Brief Notes on the Psychoanalytic Theory of Play


1. Psychoanalysis stresses the importance of fantasy and symbolic play.

2. The child can use symbolic games to resolve or master conflicts which are otherwise passively endured.

3. Play facilitates the learning of identity, the definition of roles and the acceptance of rule- regulated behaviour.


4. Play is the child’s natural mode of self-expression.

5. When a child plays freely he can express his inner feelings and problems, he can express his personality.

6. Through play the child gains satisfaction from exercising capabilities, mastering his motor skills.

8. Desires which cannot be satisfied because they are too threatening for the child himself to recognize, or desires which cannot be satisfied in reality are represented symbolically in play.


9. The child is able to attain mastery over ego-threatening and painful experience as well as gain a degree of satisfaction of unattainable goals.

10. In psychoanalysis, play has important therapeutic value because of its cathartic potential.

11. Erikson supported the psychoanalytic position that play has defensive and cathartic elements and added that play is a means by which the child learns to cope with the environment.
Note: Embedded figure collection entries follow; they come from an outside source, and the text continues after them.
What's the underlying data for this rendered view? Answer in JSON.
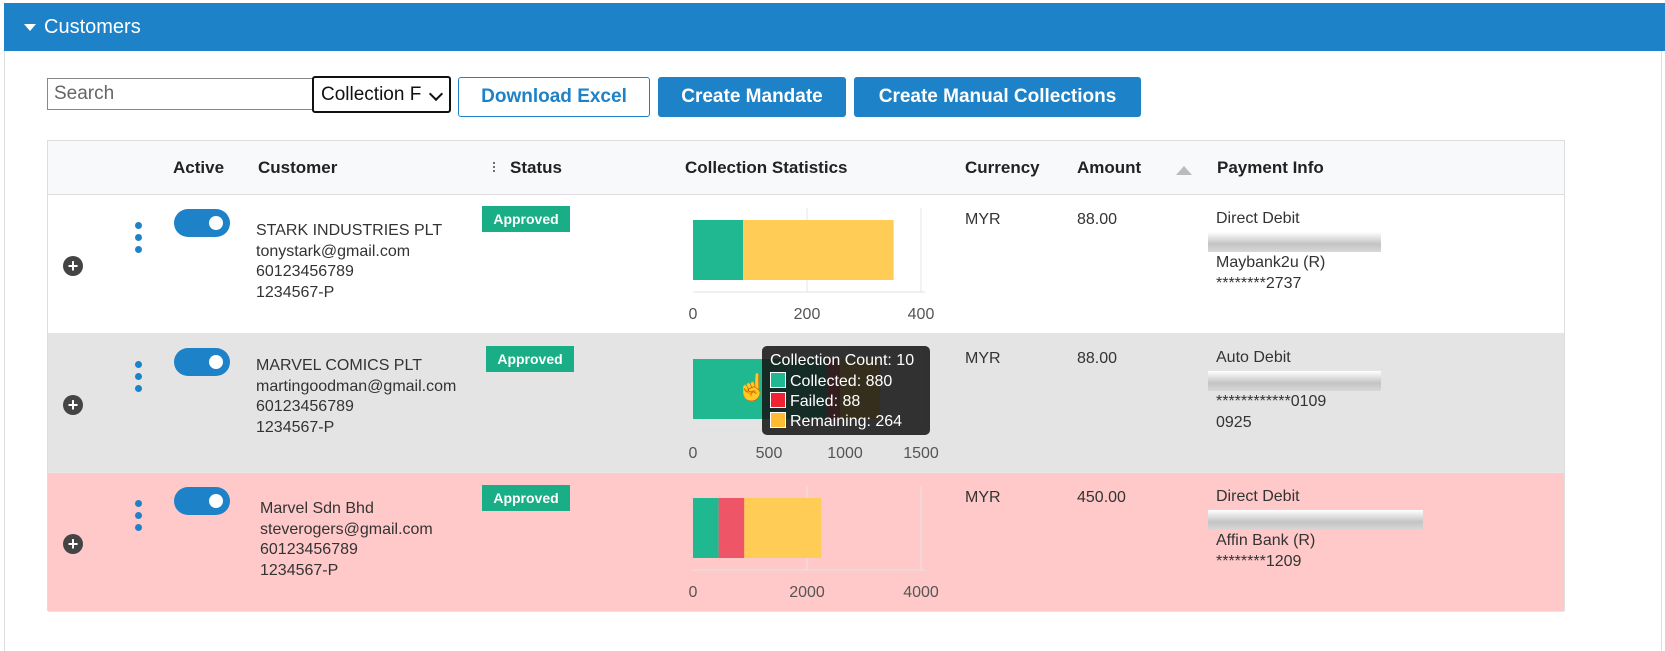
{
  "panel": {
    "title": "Customers"
  },
  "toolbar": {
    "search_placeholder": "Search",
    "select_value": "Collection F",
    "download_label": "Download Excel",
    "create_mandate_label": "Create Mandate",
    "create_manual_label": "Create Manual Collections"
  },
  "columns": {
    "active": "Active",
    "customer": "Customer",
    "status": "Status",
    "stats": "Collection Statistics",
    "currency": "Currency",
    "amount": "Amount",
    "payment": "Payment Info"
  },
  "rows": [
    {
      "name": "STARK INDUSTRIES PLT",
      "email": "tonystark@gmail.com",
      "phone": "60123456789",
      "reg": "1234567-P",
      "status": "Approved",
      "currency": "MYR",
      "amount": "88.00",
      "pay_line1": "Direct Debit",
      "pay_line2": "Maybank2u (R)",
      "pay_line3": "********2737",
      "active": true
    },
    {
      "name": "MARVEL COMICS PLT",
      "email": "martingoodman@gmail.com",
      "phone": "60123456789",
      "reg": "1234567-P",
      "status": "Approved",
      "currency": "MYR",
      "amount": "88.00",
      "pay_line1": "Auto Debit",
      "pay_line2": "************0109",
      "pay_line3": "0925",
      "active": true
    },
    {
      "name": "Marvel Sdn Bhd",
      "email": "steverogers@gmail.com",
      "phone": "60123456789",
      "reg": "1234567-P",
      "status": "Approved",
      "currency": "MYR",
      "amount": "450.00",
      "pay_line1": "Direct Debit",
      "pay_line2": "Affin Bank (R)",
      "pay_line3": "********1209",
      "active": true
    }
  ],
  "tooltip": {
    "title": "Collection Count: 10",
    "collected": "Collected: 880",
    "failed": "Failed: 88",
    "remaining": "Remaining: 264"
  },
  "colors": {
    "primary": "#1e82c8",
    "collected": "#1fb890",
    "failed": "#ee5566",
    "remaining": "#ffcc55",
    "approved": "#1aae86"
  },
  "chart_data": [
    {
      "type": "bar",
      "orientation": "horizontal-stacked",
      "series": [
        {
          "name": "Collected",
          "values": [
            88
          ]
        },
        {
          "name": "Failed",
          "values": [
            0
          ]
        },
        {
          "name": "Remaining",
          "values": [
            264
          ]
        }
      ],
      "xlim": [
        0,
        400
      ],
      "ticks": [
        "0",
        "200",
        "400"
      ]
    },
    {
      "type": "bar",
      "orientation": "horizontal-stacked",
      "series": [
        {
          "name": "Collected",
          "values": [
            880
          ]
        },
        {
          "name": "Failed",
          "values": [
            88
          ]
        },
        {
          "name": "Remaining",
          "values": [
            264
          ]
        }
      ],
      "xlim": [
        0,
        1500
      ],
      "ticks": [
        "0",
        "500",
        "1000",
        "1500"
      ]
    },
    {
      "type": "bar",
      "orientation": "horizontal-stacked",
      "series": [
        {
          "name": "Collected",
          "values": [
            450
          ]
        },
        {
          "name": "Failed",
          "values": [
            450
          ]
        },
        {
          "name": "Remaining",
          "values": [
            1350
          ]
        }
      ],
      "xlim": [
        0,
        4000
      ],
      "ticks": [
        "0",
        "2000",
        "4000"
      ]
    }
  ]
}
12. Model situations are created by the child through whom he learns how to adjust to the demands of external reality.


13. Erikson distinguishes three phases of play development: Firstly, the sphere in which the ego attempts to adjust itself to the world. During this stage the senses and body coordination’s are exercised. Secondly, the microsphere in which an attempt is made to gain mastery over experiences through the projection of internal feelings upon toys. Finally, the microsphere in which the child is exposed to other children.

14. Through this contact the play behavior of others can be observed and social rules can be learned.